États-Unis – 1988 – de Anthony Hickox

Avec : Zach Galligan, Joe Baker, Deborah Foreman, Michelle Johnson, David Warner, Miles O’Keeffe, Patrick Macnee…

Le Comte Dracula, la créature de Frankenstein, le loup-garou, la momie, et bien d’autres… En voilà des icônes sacrées unanimement adulées par de nombreux amateurs de cinéma d’épouvante. Lancés au début des années 30 par les Studios Universal par le biais, notamment, du DRACULA de Tod Browning et de FRANKENSTEIN version James Whales, ces personnages cultes connaîtront au fil des ans un 18072009122515263615814378 dans Retour vers les 80'stel succès que les scénaristes vont finir, certes pas toujours avec une finesse extrême, par les faire se rencontrer dans parfois d’improbables récits. Pour la plus grande joie des fans de ces monstres intemporels, penchons-nous un instant sur un hommage aussi respectueux, qu’il n’est maîtrisé, via une visite pas tout à fait comme les autres dans un musée de cire un peu plus dangereux que le Grévin parisien (quoique, la statue de Kev Adams c’est flippant quand même…), avec le génial WAXWORK…
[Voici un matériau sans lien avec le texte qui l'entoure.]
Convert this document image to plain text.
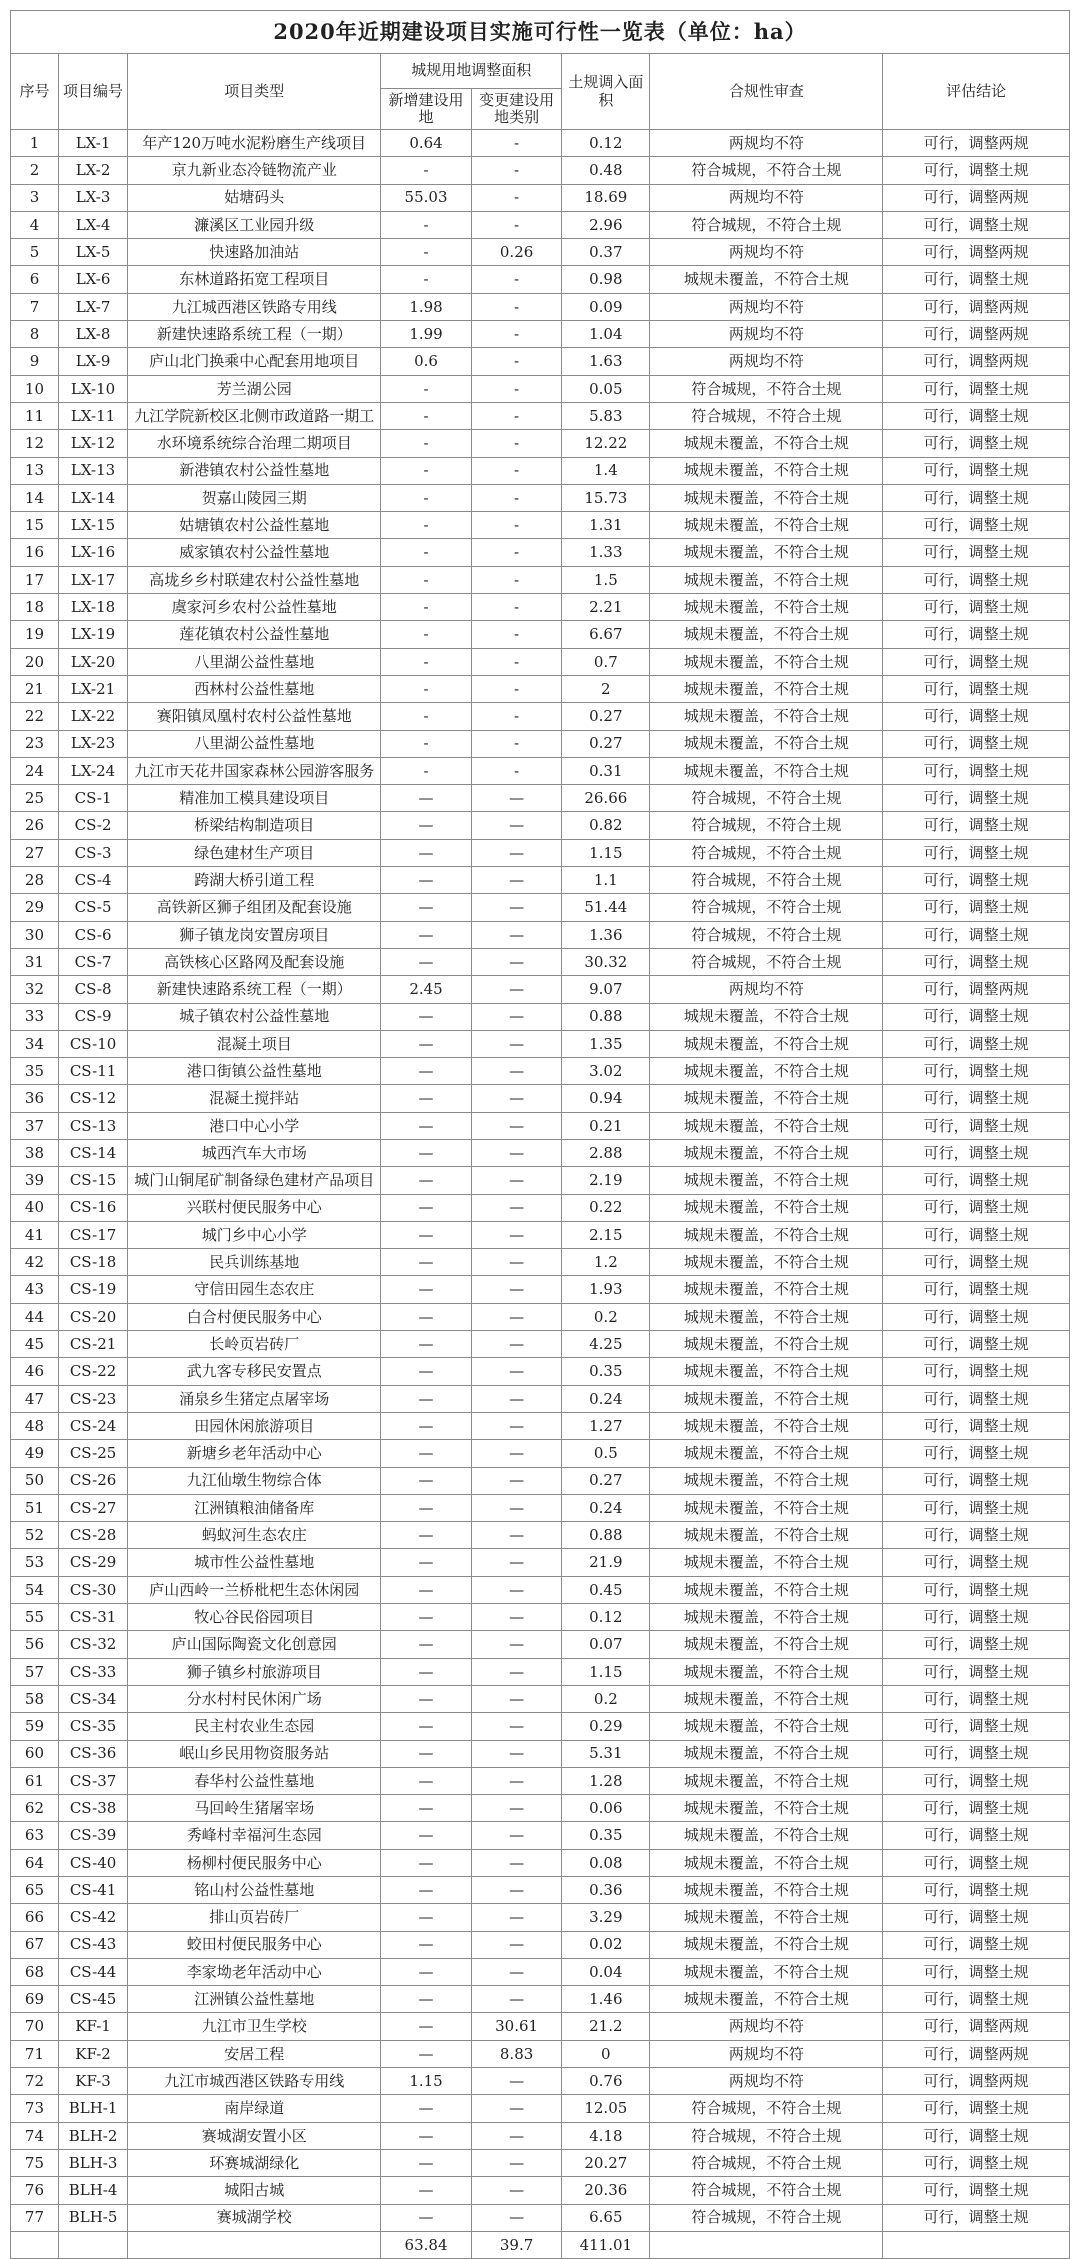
2020年近期建设项目实施可行性一览表（单位：ha）							
序号	项目编号	项目类型	城规用地调整面积		土规调入面积	合规性审查	评估结论
			新增建设用地	变更建设用地类别			
1	LX-1	年产120万吨水泥粉磨生产线项目	0.64	-	0.12	两规均不符	可行，调整两规
2	LX-2	京九新业态冷链物流产业	-	-	0.48	符合城规，不符合土规	可行，调整土规
3	LX-3	姑塘码头	55.03	-	18.69	两规均不符	可行，调整两规
4	LX-4	濂溪区工业园升级	-	-	2.96	符合城规，不符合土规	可行，调整土规
5	LX-5	快速路加油站	-	0.26	0.37	两规均不符	可行，调整两规
6	LX-6	东林道路拓宽工程项目	-	-	0.98	城规未覆盖，不符合土规	可行，调整土规
7	LX-7	九江城西港区铁路专用线	1.98	-	0.09	两规均不符	可行，调整两规
8	LX-8	新建快速路系统工程（一期）	1.99	-	1.04	两规均不符	可行，调整两规
9	LX-9	庐山北门换乘中心配套用地项目	0.6	-	1.63	两规均不符	可行，调整两规
10	LX-10	芳兰湖公园	-	-	0.05	符合城规，不符合土规	可行，调整土规
11	LX-11	九江学院新校区北侧市政道路一期工	-	-	5.83	符合城规，不符合土规	可行，调整土规
12	LX-12	水环境系统综合治理二期项目	-	-	12.22	城规未覆盖，不符合土规	可行，调整土规
13	LX-13	新港镇农村公益性墓地	-	-	1.4	城规未覆盖，不符合土规	可行，调整土规
14	LX-14	贺嘉山陵园三期	-	-	15.73	城规未覆盖，不符合土规	可行，调整土规
15	LX-15	姑塘镇农村公益性墓地	-	-	1.31	城规未覆盖，不符合土规	可行，调整土规
16	LX-16	威家镇农村公益性墓地	-	-	1.33	城规未覆盖，不符合土规	可行，调整土规
17	LX-17	高垅乡乡村联建农村公益性墓地	-	-	1.5	城规未覆盖，不符合土规	可行，调整土规
18	LX-18	虞家河乡农村公益性墓地	-	-	2.21	城规未覆盖，不符合土规	可行，调整土规
19	LX-19	莲花镇农村公益性墓地	-	-	6.67	城规未覆盖，不符合土规	可行，调整土规
20	LX-20	八里湖公益性墓地	-	-	0.7	城规未覆盖，不符合土规	可行，调整土规
21	LX-21	西林村公益性墓地	-	-	2	城规未覆盖，不符合土规	可行，调整土规
22	LX-22	赛阳镇凤凰村农村公益性墓地	-	-	0.27	城规未覆盖，不符合土规	可行，调整土规
23	LX-23	八里湖公益性墓地	-	-	0.27	城规未覆盖，不符合土规	可行，调整土规
24	LX-24	九江市天花井国家森林公园游客服务	-	-	0.31	城规未覆盖，不符合土规	可行，调整土规
25	CS-1	精准加工模具建设项目	—	—	26.66	符合城规，不符合土规	可行，调整土规
26	CS-2	桥梁结构制造项目	—	—	0.82	符合城规，不符合土规	可行，调整土规
27	CS-3	绿色建材生产项目	—	—	1.15	符合城规，不符合土规	可行，调整土规
28	CS-4	跨湖大桥引道工程	—	—	1.1	符合城规，不符合土规	可行，调整土规
29	CS-5	高铁新区狮子组团及配套设施	—	—	51.44	符合城规，不符合土规	可行，调整土规
30	CS-6	狮子镇龙岗安置房项目	—	—	1.36	符合城规，不符合土规	可行，调整土规
31	CS-7	高铁核心区路网及配套设施	—	—	30.32	符合城规，不符合土规	可行，调整土规
32	CS-8	新建快速路系统工程（一期）	2.45	—	9.07	两规均不符	可行，调整两规
33	CS-9	城子镇农村公益性墓地	—	—	0.88	城规未覆盖，不符合土规	可行，调整土规
34	CS-10	混凝土项目	—	—	1.35	城规未覆盖，不符合土规	可行，调整土规
35	CS-11	港口街镇公益性墓地	—	—	3.02	城规未覆盖，不符合土规	可行，调整土规
36	CS-12	混凝土搅拌站	—	—	0.94	城规未覆盖，不符合土规	可行，调整土规
37	CS-13	港口中心小学	—	—	0.21	城规未覆盖，不符合土规	可行，调整土规
38	CS-14	城西汽车大市场	—	—	2.88	城规未覆盖，不符合土规	可行，调整土规
39	CS-15	城门山铜尾矿制备绿色建材产品项目	—	—	2.19	城规未覆盖，不符合土规	可行，调整土规
40	CS-16	兴联村便民服务中心	—	—	0.22	城规未覆盖，不符合土规	可行，调整土规
41	CS-17	城门乡中心小学	—	—	2.15	城规未覆盖，不符合土规	可行，调整土规
42	CS-18	民兵训练基地	—	—	1.2	城规未覆盖，不符合土规	可行，调整土规
43	CS-19	守信田园生态农庄	—	—	1.93	城规未覆盖，不符合土规	可行，调整土规
44	CS-20	白合村便民服务中心	—	—	0.2	城规未覆盖，不符合土规	可行，调整土规
45	CS-21	长岭页岩砖厂	—	—	4.25	城规未覆盖，不符合土规	可行，调整土规
46	CS-22	武九客专移民安置点	—	—	0.35	城规未覆盖，不符合土规	可行，调整土规
47	CS-23	涌泉乡生猪定点屠宰场	—	—	0.24	城规未覆盖，不符合土规	可行，调整土规
48	CS-24	田园休闲旅游项目	—	—	1.27	城规未覆盖，不符合土规	可行，调整土规
49	CS-25	新塘乡老年活动中心	—	—	0.5	城规未覆盖，不符合土规	可行，调整土规
50	CS-26	九江仙墩生物综合体	—	—	0.27	城规未覆盖，不符合土规	可行，调整土规
51	CS-27	江洲镇粮油储备库	—	—	0.24	城规未覆盖，不符合土规	可行，调整土规
52	CS-28	蚂蚁河生态农庄	—	—	0.88	城规未覆盖，不符合土规	可行，调整土规
53	CS-29	城市性公益性墓地	—	—	21.9	城规未覆盖，不符合土规	可行，调整土规
54	CS-30	庐山西岭一兰桥枇杷生态休闲园	—	—	0.45	城规未覆盖，不符合土规	可行，调整土规
55	CS-31	牧心谷民俗园项目	—	—	0.12	城规未覆盖，不符合土规	可行，调整土规
56	CS-32	庐山国际陶瓷文化创意园	—	—	0.07	城规未覆盖，不符合土规	可行，调整土规
57	CS-33	狮子镇乡村旅游项目	—	—	1.15	城规未覆盖，不符合土规	可行，调整土规
58	CS-34	分水村村民休闲广场	—	—	0.2	城规未覆盖，不符合土规	可行，调整土规
59	CS-35	民主村农业生态园	—	—	0.29	城规未覆盖，不符合土规	可行，调整土规
60	CS-36	岷山乡民用物资服务站	—	—	5.31	城规未覆盖，不符合土规	可行，调整土规
61	CS-37	春华村公益性墓地	—	—	1.28	城规未覆盖，不符合土规	可行，调整土规
62	CS-38	马回岭生猪屠宰场	—	—	0.06	城规未覆盖，不符合土规	可行，调整土规
63	CS-39	秀峰村幸福河生态园	—	—	0.35	城规未覆盖，不符合土规	可行，调整土规
64	CS-40	杨柳村便民服务中心	—	—	0.08	城规未覆盖，不符合土规	可行，调整土规
65	CS-41	铭山村公益性墓地	—	—	0.36	城规未覆盖，不符合土规	可行，调整土规
66	CS-42	排山页岩砖厂	—	—	3.29	城规未覆盖，不符合土规	可行，调整土规
67	CS-43	蛟田村便民服务中心	—	—	0.02	城规未覆盖，不符合土规	可行，调整土规
68	CS-44	李家坳老年活动中心	—	—	0.04	城规未覆盖，不符合土规	可行，调整土规
69	CS-45	江洲镇公益性墓地	—	—	1.46	城规未覆盖，不符合土规	可行，调整土规
70	KF-1	九江市卫生学校	—	30.61	21.2	两规均不符	可行，调整两规
71	KF-2	安居工程	—	8.83	0	两规均不符	可行，调整两规
72	KF-3	九江市城西港区铁路专用线	1.15	—	0.76	两规均不符	可行，调整两规
73	BLH-1	南岸绿道	—	—	12.05	符合城规，不符合土规	可行，调整土规
74	BLH-2	赛城湖安置小区	—	—	4.18	符合城规，不符合土规	可行，调整土规
75	BLH-3	环赛城湖绿化	—	—	20.27	符合城规，不符合土规	可行，调整土规
76	BLH-4	城阳古城	—	—	20.36	符合城规，不符合土规	可行，调整土规
77	BLH-5	赛城湖学校	—	—	6.65	符合城规，不符合土规	可行，调整土规
			63.84	39.7	411.01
Mis en scène par Anthony Hickox, dont le paternel n’est autre que Douglas Hickox, réalisateur pour ne citer que celui-ci de THÉÂTRE DE SANG avec Vincent Price, WAXWORK est le premier passage derrière la caméra pour le jeune anglais alors âgé de 24 ans. Issu d’une famille baignant dans le 7ème art, en plus de la profession de son père, sa mère Anne V. Coates est monteuse, Anthony fait rapidement figure de petit prodige au futur très prometteur. Ces promesses vont être en partie tenues dans les quelques années qui suivront la sortie de la péloche dont nous allons nous intéresser de plus près. En effet, avant de tomber en désuétude au crépuscule de la décennie 90, Anthony Hickox nous aura tout de même gratifié d’un sympathique SUNDOWN : LA GUERRE DES VAMPIRES, d’un amusant WAXWORK 2 et d’un excellent HELLRAISER 3. Pas mal quand même…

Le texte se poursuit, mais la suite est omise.